Michael Ledeen discusses how Fascism is all around us:
It's hard to see fascism plain, because many of its essential features are obscured by its most infamous variation: German National Socialism. Hardly anybody knows that fascism had already been in power in Italy for more than a decade when Hitler seized Germany, and fewer still are aware that, in the late Twenties and early Thirties, there were so many fascist movements — from Latin America to Western, Central and Eastern Europe, from Great Britain to the Middle East — that Mussolini could realistically dream of organizing a fascist "international." Most of the fascist leaders who looked to Rome for inspiration were not racists, and did not share the Nazis' vision of a great empire ruled by a single führer. They were intensely nationalistic, and believed that each national unit would develop its own unique form of fascism, which they saw as a "third way" between capitalism and bolshevism, both of which they despised.He goes on to explain the fascist nature of fundamentalist Islam. Indeed, their facsism is similar to Nazism in that it sets up a strawman as villain, and uses the same strawman. The Jews. Fascists don't see political opponents as the loyal opposition, but as evil that must be stamped out. Thus, no relevant opposition in the middle east to the fascists practices of their leaders.

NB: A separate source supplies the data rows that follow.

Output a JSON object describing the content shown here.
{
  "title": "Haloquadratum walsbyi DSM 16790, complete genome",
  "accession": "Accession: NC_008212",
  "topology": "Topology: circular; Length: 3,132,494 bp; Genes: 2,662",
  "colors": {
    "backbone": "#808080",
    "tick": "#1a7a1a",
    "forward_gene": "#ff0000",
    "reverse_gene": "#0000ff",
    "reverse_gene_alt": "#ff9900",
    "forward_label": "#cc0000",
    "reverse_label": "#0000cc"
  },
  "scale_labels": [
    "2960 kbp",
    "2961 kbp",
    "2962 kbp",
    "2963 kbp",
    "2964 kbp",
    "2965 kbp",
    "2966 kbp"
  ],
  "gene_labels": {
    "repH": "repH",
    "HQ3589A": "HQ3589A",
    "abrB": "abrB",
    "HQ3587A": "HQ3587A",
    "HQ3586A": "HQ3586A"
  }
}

And keep your ears open, you'll see similar vilification of political opponents in the United States. Wild claims of conspiracy to kill the weak, the old and the poor. "I think [Republicans'] principal motivation [in purposefully running up the deficit] is to undo the pillars of the New Deal, particularly Medicare and Social Security, by making the budget deficit so big that those programs can't be sustained," said Howard Dean. He also "proposed a two-year, $100 billion "Fund to Restore America" that he said would add more than 1 million jobs." I'm not saying he's a fascist (although the left says Bush is), but his government jobs program has precedent.